When you are importing entities, allow for the possibility that there might be a matching record already in the database. Similarly, the data source itself might contain repeated records. You can detect and handle these situations to suit different data and working practices.

how entity matches are checked
Note: The result of using Modify record depends on how you choose to handle blank fields in the source data by turning on or off the Do not update existing field values with blank values option.

Matching entities have identical values in the identifier fields of the data source and an entity record already in the database.

Identifiers are suggested for each import specification, as either a combination of fields or a single field that is unique. The suggestion is based on the discriminator fields, which you can see in the database design report; you can choose different identifiers if appropriate. All identifier fields must match for there to be a matching record and you must be importing a field to use it as an identifier.

After a check has established whether or not there is a matching entity, there are two groups of options.
Note: In case-controlled databases, data can only be imported into the current case. Entities will only be tested for a match with records in the current case. Identical records may exist in other cases.

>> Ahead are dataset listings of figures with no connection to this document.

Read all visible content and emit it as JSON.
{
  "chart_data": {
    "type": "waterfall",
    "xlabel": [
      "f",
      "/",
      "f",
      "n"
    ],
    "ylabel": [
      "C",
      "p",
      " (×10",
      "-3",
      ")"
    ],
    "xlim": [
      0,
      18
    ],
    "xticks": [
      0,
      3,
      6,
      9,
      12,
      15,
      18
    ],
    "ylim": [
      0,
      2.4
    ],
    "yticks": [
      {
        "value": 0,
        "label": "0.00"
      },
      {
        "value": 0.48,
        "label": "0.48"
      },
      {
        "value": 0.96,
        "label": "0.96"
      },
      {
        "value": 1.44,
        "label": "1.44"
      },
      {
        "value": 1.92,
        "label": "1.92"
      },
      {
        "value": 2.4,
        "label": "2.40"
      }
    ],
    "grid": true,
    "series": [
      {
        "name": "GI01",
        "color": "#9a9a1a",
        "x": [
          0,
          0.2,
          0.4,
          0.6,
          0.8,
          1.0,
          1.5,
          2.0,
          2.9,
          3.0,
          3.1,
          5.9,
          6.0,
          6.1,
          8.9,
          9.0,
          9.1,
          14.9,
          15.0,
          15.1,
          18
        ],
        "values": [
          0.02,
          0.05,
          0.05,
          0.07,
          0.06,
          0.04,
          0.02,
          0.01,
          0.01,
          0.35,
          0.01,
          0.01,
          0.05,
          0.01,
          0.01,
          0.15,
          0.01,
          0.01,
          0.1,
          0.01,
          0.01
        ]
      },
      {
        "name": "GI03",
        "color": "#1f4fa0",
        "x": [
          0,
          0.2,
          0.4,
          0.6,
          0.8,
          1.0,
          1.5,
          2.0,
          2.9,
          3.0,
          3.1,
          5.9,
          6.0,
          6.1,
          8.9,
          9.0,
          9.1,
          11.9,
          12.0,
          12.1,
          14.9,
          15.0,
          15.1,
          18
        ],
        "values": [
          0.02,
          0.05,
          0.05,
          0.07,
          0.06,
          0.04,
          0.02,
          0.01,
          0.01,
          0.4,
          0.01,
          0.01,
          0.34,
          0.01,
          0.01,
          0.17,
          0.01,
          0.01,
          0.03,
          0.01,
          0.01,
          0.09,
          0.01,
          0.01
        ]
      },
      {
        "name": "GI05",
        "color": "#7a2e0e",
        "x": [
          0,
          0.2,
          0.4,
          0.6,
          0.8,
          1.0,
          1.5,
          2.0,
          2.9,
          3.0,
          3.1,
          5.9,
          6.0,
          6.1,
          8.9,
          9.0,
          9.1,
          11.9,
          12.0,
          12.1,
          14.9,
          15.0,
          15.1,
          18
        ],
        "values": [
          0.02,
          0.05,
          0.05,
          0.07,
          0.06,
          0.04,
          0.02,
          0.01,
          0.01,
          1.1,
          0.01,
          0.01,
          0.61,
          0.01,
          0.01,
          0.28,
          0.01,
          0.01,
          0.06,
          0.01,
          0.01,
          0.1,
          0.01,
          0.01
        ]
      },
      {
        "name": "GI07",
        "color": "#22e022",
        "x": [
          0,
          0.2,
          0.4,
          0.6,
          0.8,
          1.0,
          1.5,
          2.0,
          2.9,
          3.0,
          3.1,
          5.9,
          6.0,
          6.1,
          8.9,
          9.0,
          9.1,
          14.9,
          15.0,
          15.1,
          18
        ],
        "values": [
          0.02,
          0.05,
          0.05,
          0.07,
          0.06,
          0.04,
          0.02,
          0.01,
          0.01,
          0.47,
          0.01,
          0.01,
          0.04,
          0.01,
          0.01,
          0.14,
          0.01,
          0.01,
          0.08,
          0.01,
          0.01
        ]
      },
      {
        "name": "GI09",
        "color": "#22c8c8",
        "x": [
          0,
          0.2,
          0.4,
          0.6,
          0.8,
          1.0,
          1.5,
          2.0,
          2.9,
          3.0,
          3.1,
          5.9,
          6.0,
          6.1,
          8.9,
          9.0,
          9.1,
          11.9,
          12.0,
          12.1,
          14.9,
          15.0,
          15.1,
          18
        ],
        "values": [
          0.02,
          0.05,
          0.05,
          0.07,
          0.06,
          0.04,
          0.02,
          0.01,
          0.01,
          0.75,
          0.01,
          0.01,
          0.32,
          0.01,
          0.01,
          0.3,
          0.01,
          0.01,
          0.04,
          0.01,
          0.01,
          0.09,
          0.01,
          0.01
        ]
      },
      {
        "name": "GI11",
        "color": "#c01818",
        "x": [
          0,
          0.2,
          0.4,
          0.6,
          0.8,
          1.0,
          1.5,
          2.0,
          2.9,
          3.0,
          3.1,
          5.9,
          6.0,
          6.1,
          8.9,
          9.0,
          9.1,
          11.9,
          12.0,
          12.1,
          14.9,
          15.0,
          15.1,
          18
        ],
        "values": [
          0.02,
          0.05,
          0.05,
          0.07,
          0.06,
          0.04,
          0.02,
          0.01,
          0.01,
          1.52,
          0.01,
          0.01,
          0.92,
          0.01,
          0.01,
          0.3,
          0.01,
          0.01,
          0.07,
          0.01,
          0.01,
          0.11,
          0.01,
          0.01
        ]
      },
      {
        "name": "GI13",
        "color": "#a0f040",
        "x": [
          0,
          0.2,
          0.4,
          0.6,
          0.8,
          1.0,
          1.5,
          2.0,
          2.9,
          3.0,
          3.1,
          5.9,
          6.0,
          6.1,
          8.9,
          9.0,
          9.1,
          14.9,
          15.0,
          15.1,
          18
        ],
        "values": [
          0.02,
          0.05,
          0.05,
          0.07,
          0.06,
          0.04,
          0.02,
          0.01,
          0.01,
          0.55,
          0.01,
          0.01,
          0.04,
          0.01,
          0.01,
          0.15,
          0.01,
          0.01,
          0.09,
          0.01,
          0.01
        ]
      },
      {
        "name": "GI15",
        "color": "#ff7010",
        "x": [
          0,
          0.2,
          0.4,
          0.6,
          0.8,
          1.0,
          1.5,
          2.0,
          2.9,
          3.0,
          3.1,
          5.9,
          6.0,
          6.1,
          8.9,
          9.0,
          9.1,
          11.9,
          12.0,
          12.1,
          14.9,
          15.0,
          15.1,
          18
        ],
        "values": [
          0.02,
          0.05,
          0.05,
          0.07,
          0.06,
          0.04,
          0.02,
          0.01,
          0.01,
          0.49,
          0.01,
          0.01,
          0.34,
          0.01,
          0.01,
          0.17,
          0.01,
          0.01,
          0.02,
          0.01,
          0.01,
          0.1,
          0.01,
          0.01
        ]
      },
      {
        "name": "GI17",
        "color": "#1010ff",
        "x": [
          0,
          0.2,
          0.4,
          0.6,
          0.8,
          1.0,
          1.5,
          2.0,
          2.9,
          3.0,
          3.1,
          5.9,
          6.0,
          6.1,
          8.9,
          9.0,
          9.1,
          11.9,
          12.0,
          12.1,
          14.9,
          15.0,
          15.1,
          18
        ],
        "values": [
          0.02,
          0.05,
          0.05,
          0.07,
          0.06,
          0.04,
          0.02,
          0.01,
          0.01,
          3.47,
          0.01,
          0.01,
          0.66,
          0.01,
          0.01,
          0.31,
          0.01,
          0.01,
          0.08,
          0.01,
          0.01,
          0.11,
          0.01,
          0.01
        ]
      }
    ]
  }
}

Handling a matching entity

Once a matching entity has been identified, the options for using the information in the data source are:

  • Always update the existing entity record - You will usually want to do this if you know that the import data is reliable and up-to-date.
    Note: If you want to change the value of a field, that field must not be an identifier when you make the import. To avoid overwriting existing data with empty/blank fields from the source data, you can turn on Do not update existing field values with blank values when setting up the import specification.
  • Always leave the record unchanged, that is, ignore the data source - You may want to do this if you think that the import data is older, less complete, or less reliable than information already in the database record.
  • At the time of importing each record, ask the user which option to use

Handling a non-matching entity

If an existing entity has not been found, you have a different set of options for using the information in the data source:

  • Always create a new entity record, known not to be a duplicate - Do this if you know that the import data is reliable and up to date.
  • Never create a new record, that is, ignore the data source - Do this if you think that the import data is old, unreliable, or incomplete; or if working practices restrict how to create a new entity record.
  • At the time of importing each record, ask the user which option to use

Creating a potential duplicate entity

In some situations, you may not be able to specify the best option beforehand or decide the best action at the time of importing data. If this is the case, you can choose not to check identifiers, which means that all records in the data source are used to create new records and may therefore produce matching or duplicate records. The import process will not inform you if there are duplicates, so you should make the detection and handling of duplicates part of your work practices following such data import.

For example, you can check for duplicates using iBase tools such as the Matching Records or Duplicate Records Checker, then decide to merge any duplicate records or create links between the duplicates.